The Woman in the Window
** Dan Mallory is a liar. His deceptions include pretending to have a doctorate from Oxford and falsely claiming that his mother died of cancer, but most people don’t know that. He is better known as A.J. Finn, the author of the bestselling mystery novel The Woman in the Window, which has been transformed into a glossy and frenzied film by director Joe Wright. Amy Adams stars as Anna Fox, an agoraphobe barricaded in a gloomy brownstone in Manhattan. Addled by pills and alcohol, she’s a less than credible witness when she says that she saw a woman (Julianne Moore) stabbed to death across the street, but that doesn’t stop her from spying on Alistair Russell (Gary Oldman), a neighbor who she suspects is a serial killer.

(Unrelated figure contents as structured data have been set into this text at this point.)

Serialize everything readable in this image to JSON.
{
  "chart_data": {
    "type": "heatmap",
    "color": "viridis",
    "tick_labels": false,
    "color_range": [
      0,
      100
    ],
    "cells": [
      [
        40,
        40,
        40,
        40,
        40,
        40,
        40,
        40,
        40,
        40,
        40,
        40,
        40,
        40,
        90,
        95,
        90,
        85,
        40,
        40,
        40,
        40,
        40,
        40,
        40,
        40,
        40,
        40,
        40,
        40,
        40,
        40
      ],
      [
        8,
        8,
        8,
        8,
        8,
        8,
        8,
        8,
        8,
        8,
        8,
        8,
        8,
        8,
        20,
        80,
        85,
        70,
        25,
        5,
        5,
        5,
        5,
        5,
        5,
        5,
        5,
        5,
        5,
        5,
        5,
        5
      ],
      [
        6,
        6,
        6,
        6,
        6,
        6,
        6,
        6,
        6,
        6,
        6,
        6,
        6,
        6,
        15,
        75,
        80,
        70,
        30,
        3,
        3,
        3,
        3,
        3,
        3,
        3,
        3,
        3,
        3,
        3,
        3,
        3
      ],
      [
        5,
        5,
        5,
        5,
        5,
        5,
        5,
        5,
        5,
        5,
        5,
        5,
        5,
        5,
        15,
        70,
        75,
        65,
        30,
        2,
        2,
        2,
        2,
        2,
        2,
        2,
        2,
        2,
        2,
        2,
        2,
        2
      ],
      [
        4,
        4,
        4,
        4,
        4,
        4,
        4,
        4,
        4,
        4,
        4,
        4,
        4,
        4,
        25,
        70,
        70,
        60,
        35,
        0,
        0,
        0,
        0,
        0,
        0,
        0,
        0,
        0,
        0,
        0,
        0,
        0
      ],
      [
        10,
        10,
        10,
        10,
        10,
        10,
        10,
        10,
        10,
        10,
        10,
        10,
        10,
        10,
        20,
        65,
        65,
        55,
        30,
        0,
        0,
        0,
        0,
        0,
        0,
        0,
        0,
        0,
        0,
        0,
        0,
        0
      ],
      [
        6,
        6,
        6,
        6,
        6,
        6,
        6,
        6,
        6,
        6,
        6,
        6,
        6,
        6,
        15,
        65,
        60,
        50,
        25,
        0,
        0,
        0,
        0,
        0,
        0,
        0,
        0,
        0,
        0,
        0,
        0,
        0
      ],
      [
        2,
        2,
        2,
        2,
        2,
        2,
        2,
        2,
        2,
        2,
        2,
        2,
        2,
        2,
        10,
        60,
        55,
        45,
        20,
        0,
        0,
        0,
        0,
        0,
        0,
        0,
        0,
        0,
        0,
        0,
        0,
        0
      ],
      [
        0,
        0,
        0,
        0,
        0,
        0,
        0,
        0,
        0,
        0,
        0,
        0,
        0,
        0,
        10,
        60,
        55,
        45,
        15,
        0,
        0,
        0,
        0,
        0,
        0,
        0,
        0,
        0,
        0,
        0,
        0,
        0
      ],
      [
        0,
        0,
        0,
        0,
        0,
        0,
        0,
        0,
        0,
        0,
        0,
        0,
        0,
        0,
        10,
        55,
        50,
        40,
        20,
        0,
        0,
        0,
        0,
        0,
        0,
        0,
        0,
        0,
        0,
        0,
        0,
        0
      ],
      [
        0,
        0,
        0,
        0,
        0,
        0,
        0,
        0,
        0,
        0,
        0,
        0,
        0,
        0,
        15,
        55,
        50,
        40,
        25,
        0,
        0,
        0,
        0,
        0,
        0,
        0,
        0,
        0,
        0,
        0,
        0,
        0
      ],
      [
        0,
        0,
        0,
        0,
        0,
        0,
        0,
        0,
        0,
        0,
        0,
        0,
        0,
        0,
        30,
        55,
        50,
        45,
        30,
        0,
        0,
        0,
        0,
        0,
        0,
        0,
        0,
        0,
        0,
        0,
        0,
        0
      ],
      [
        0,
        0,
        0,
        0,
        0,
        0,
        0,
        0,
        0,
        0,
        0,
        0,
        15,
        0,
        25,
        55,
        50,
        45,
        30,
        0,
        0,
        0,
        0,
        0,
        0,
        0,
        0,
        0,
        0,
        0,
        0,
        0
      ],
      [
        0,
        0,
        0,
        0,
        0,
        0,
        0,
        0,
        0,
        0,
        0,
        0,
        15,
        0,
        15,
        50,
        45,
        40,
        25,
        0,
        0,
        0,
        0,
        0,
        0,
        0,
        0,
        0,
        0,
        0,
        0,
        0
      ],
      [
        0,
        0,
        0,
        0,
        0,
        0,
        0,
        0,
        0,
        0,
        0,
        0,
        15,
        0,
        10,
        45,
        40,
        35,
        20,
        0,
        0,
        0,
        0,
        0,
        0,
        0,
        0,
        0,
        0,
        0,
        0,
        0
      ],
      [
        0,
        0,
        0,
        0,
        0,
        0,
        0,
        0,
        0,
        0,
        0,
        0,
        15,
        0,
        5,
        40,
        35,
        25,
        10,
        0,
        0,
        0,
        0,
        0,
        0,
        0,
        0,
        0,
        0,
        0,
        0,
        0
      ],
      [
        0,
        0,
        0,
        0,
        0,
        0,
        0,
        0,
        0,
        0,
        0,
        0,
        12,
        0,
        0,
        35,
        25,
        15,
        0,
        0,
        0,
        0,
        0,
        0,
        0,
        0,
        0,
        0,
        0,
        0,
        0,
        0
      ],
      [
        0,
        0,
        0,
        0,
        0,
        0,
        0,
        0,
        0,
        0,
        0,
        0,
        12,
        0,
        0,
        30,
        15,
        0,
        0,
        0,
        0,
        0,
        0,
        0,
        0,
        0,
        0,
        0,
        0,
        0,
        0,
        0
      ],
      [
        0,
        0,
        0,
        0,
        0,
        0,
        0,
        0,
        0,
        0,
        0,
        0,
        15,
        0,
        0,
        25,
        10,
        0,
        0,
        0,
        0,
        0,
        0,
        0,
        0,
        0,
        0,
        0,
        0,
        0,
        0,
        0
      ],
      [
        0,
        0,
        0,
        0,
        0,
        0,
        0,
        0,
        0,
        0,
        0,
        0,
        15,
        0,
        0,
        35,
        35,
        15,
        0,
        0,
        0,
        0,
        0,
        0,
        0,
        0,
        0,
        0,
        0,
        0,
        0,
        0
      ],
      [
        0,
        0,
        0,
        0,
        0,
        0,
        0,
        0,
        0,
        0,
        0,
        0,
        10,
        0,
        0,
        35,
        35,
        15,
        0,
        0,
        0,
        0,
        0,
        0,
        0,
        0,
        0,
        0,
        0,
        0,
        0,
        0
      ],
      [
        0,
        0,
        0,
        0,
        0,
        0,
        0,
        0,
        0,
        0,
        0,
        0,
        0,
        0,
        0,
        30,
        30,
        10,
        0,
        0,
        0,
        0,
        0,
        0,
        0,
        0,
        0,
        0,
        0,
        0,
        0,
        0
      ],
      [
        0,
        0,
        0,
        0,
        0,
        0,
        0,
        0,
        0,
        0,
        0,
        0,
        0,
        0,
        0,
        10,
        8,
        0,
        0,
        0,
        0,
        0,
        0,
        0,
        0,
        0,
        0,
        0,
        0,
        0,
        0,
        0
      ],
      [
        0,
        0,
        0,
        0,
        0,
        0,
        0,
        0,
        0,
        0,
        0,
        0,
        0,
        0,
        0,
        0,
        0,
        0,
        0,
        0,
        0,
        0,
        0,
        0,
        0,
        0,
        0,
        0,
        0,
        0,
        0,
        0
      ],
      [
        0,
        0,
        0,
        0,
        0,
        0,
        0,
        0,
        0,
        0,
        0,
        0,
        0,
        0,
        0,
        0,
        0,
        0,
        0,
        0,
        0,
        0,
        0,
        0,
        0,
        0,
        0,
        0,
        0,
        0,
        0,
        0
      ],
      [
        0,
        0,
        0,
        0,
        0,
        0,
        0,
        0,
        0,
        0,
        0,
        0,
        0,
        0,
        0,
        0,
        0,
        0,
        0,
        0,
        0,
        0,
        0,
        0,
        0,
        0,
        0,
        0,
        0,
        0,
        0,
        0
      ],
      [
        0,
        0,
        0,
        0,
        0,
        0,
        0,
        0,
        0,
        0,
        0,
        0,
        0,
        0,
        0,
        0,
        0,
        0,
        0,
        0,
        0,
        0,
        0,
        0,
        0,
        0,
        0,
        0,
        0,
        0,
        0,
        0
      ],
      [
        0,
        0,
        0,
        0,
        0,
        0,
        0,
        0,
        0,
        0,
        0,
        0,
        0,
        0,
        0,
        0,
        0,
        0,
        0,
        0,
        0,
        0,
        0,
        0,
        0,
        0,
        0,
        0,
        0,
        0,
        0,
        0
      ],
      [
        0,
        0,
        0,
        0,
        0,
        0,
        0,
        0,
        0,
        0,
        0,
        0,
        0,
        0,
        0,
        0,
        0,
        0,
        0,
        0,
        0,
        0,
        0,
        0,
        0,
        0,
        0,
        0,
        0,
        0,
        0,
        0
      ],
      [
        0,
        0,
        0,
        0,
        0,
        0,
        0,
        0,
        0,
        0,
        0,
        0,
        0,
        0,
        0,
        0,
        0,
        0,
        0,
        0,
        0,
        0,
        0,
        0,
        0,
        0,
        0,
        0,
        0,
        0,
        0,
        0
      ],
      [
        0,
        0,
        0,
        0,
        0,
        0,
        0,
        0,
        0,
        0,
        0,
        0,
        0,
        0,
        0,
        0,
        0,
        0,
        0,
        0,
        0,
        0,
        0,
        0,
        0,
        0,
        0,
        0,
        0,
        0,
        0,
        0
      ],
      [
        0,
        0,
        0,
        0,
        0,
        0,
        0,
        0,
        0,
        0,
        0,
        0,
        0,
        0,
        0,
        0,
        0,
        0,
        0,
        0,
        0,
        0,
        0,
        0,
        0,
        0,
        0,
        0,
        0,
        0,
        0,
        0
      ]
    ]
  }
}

The Woman in the Window is modeled on Alfred Hitchcock’s Rear Window, but Wright doesn’t have Hitchcock’s patience—frantic pacing and a pounding score by Danny Elfman combine to create a film that is exhausting instead of exciting. Wright can be an ingenious director, but the visual flamboyance that he brought to Anna Karenina and Pan—both of which were cinematic carnivals of swirling colors—has all but dried up. Skip The Woman in the Window and wait for the upcoming TV series about Dan Mallory starring Jake Gyllenhaal. R. BENNETT CAMPBELL FERGUSON. Netflix.
Wrath of Man
** Whether playing obligatory human among action figures (The Fate of the Furious, The Expendables) or driving his own all-too-literal vehicles as humble functionary pushed too far (The Transporter, The Mechanic), Jason Statham attained a frankly bewildering stardom with weaponized competence. However unlikely the stunts, something about Statham seethes stolid believability, which made him the perfect tent pole for Guy Ritchie’s stylized cockney capers. Transplanting the action to Los Angeles for their latest collaboration, alas, proves disastrous. Shelving the film-school trickery and dumbing down dialogue to grunted tropes, this remake of 2004 French shoot-’em-up Le Convoyeur inexplicably leans into Statham’s dour and dull character named “H.” He’s the new man on the armored car security team whose 24/7 moping and unexplained proficiency in the violent arts betrays a hidden vendetta against the crew of robbers responsible for his son’s death. Separated into four chapters, Wrath of Man shoehorns a heist flick into the traditional revenge yarn, but a shotgun marriage of the genre’s hackneyed plotlines further dims investment in the succession of charmless dolts (hapless guard Josh Hartnett, smooth ringleader Jeffrey Donovan, and loose cannon Scott Eastwood). This may best be understood as Ritchie’s American film, and he doesn’t seem too much like us. R. JAY HORTON. Bridgeport, Cascade, Cinema 99, City Center, Clackamas Town Center, Dine-In Progress Ridge, Division, Eastport Plaza, Evergreen Parkway, Hilltop, Living Room, Regal Movies On TV, Sherwood, Vancouver Mall, Vancouver Plaza.